Unidentified Analyst: Got it. That’s very helpful color. Just a quick follow-up. Are you seeing any impact from Medicare redetermination in terms of collection and time line? Thanks.

Lee Rivas: Yeah. No. It’s a great question. No major exposure and we anticipate minimal long-term impact just based on the time line of rollouts as well the states participating. Just in the interest of time, I’d just make one comment. The data we’re seeing is that, individuals remove will either reenroll with updated paperwork or we’ll move into the exchange process and the latter would increase revenue for providers under new commercial policies. We’ve also seen a minor uptick in the open uninsured population, but we have a full team dedicated to finding coverage for these claims. So, broadly, we are watching this very closely, but no major impact to us.

Unidentified Analyst: Thank you.

Operator: And our final question comes from the line of Jack Wallace from Guggenheim Securities. Your line is open.

Jack Wallace: Yeah. Thanks for squeezing me in. Congrats on the quarter. Just wondering if we could get a quick update on Sutter. Can you remind us kind of when we expect the Phase 1 of that client to get to full base fee recognition and then as a follow-up to that, timing expectations for Phase 2? Thank you.

Lee Rivas: Yeah. George [ph], great question. Just a couple of points, Jennifer if you have anything to add. Onboarding of the first phase continues to go well. This is obviously a large flagship customer for us on the West Coast, as we didn’t talk about priorities, but priority number one, absolutely for us in 2023 was operational execution and that included both stabilizing the current customer base, as well as onboarding new customers. This was top of our list on onboarding. So I’m proud to say that the team has done a very, very good job. All metrics have been positive on onboarding Sutter. I would also highlight, they have a new CEO, CFO. It’s a very strong new leadership team. I’ve been out west several times, met with them, educated them on our partnership to-date, and overall, they’ve been very supportive. So we continue to make progress on the latter phases of the deal and feel good about it. Jennifer, anything to add?

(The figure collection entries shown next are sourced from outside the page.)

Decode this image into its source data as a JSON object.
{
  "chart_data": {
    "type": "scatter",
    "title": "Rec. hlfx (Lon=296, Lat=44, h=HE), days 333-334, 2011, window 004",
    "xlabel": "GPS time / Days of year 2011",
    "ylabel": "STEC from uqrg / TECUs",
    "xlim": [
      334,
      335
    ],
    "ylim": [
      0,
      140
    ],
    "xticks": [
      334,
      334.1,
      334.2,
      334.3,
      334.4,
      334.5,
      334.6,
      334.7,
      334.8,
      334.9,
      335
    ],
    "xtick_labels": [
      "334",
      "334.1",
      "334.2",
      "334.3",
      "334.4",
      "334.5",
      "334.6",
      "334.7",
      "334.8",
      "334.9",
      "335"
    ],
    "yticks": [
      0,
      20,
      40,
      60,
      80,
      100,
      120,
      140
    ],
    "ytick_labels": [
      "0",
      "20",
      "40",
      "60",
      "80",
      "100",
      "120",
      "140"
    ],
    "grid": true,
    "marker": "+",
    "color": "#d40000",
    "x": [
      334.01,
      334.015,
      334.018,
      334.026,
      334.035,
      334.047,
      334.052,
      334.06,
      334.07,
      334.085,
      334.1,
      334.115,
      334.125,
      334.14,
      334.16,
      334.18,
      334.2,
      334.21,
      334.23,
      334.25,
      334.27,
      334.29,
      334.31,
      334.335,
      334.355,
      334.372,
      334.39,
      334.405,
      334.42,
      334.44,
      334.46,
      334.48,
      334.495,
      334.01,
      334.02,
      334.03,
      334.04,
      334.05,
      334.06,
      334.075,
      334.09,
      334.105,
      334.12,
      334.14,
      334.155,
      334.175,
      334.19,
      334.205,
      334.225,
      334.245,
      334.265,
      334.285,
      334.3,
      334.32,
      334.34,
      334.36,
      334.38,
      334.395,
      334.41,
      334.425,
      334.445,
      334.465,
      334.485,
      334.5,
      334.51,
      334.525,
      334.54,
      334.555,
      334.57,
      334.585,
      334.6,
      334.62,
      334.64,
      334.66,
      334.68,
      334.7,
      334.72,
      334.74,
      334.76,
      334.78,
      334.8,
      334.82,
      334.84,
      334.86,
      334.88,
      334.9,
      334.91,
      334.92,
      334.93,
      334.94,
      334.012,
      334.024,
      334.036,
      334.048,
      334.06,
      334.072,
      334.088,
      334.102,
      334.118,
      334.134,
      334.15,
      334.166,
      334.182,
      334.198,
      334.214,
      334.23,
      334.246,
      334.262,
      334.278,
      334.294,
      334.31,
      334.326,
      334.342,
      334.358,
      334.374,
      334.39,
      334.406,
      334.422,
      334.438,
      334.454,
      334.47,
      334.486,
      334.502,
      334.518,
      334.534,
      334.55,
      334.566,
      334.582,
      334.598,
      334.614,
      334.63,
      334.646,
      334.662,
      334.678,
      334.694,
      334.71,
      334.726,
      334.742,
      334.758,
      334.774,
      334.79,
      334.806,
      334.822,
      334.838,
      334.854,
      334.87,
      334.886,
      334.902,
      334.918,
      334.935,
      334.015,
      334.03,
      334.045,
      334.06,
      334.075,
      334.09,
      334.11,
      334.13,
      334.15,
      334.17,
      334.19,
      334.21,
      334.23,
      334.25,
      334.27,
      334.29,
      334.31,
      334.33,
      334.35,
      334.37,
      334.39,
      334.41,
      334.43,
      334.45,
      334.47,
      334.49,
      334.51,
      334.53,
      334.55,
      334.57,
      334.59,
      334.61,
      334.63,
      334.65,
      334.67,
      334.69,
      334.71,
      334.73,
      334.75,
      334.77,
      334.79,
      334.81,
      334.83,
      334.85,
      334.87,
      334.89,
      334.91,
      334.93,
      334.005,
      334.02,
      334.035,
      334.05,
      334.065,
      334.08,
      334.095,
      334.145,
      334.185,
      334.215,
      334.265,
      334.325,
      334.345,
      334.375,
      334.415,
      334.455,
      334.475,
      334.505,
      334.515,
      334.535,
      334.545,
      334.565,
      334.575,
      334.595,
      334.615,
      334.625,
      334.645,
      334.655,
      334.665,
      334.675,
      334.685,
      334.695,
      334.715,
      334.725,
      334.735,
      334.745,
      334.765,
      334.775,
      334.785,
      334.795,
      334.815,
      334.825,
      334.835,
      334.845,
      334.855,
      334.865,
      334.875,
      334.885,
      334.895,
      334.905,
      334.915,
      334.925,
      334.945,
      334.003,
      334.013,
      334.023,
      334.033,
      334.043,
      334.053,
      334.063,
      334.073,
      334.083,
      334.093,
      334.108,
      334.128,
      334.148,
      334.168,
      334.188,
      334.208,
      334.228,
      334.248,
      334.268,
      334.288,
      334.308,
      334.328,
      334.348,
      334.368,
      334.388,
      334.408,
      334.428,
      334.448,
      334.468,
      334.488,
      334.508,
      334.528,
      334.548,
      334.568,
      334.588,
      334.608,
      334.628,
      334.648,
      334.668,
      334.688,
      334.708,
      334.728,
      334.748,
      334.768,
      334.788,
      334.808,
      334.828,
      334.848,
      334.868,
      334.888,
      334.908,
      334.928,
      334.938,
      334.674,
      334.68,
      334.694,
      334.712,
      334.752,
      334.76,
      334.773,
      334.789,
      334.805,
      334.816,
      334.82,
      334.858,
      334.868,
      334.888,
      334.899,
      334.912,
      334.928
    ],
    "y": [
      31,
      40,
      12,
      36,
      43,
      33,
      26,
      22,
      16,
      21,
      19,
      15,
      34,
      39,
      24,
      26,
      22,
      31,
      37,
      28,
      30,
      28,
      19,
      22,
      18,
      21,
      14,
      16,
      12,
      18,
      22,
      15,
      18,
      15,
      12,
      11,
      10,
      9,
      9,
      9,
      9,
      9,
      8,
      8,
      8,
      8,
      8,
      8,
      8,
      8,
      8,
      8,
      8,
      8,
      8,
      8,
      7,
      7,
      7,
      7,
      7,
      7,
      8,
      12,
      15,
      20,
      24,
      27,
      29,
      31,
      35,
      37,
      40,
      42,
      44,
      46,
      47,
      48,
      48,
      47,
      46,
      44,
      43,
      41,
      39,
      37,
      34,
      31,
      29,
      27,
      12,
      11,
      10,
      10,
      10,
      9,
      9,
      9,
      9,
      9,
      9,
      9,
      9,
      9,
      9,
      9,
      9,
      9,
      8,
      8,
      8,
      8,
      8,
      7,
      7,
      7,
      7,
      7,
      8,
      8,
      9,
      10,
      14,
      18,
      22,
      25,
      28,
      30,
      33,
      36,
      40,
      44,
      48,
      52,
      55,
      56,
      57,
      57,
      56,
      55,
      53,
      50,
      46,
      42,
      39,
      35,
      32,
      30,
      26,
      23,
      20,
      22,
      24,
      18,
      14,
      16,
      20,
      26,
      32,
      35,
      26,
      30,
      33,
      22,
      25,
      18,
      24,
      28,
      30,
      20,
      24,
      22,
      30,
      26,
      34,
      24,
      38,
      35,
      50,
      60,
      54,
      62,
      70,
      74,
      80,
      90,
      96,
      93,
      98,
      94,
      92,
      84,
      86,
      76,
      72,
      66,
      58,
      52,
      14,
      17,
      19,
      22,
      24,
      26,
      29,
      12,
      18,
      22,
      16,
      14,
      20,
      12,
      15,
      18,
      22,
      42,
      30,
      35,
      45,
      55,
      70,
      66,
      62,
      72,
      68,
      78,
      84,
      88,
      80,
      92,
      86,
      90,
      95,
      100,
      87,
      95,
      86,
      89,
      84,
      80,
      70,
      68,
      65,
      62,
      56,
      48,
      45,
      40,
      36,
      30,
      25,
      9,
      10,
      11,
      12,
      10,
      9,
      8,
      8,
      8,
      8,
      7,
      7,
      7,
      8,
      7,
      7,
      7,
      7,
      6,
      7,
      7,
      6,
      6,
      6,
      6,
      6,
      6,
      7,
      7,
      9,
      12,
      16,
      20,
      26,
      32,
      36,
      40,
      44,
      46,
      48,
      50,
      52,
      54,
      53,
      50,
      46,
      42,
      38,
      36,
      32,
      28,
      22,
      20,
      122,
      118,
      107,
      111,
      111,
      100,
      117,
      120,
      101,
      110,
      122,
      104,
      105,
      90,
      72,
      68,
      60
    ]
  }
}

Jennifer Williams: The only thing I would say on the future phases is it’s really more of a 2024 impact. So we would start to — expect to start planning on the second phase the later part of this year and then we’ll provide more guidance, obviously, as we give updates on 2024, but we’re not expecting any impact in 2023 for the deployment of the second phase on revenue.

Jack Wallace: Got you. That’s helpful. Thanks so much and congrats on the another strong execution quarter.

Lee Rivas: Thanks, George.

Operator: And this ends our question-and-answer session. Mr. Lee Rivas, I turn the call back over to you for some final closing remarks.

Lee Rivas: Thank you, Rob, and thank you all for joining us today. Just a few closing comments to end the call. First, as you can tell, we’re very focused on strong operational execution into the second half of the year and feel very good about progress we made in the first half. The second point I hope you got from today is our pipeline is very active across both modular and end-to-end solutions. And then third, I’m glad some questions came to me around technology. This is a big focus area for us. We are investing heavily in the progress we made already in automation, AI, machine learning and deploying generative AI and large language models into our workflows. So we look forward to updating you on future calls and thank you again for your interest in R1.

Operator: This concludes today’s conference call. Thank you for your participation. You may now disconnect.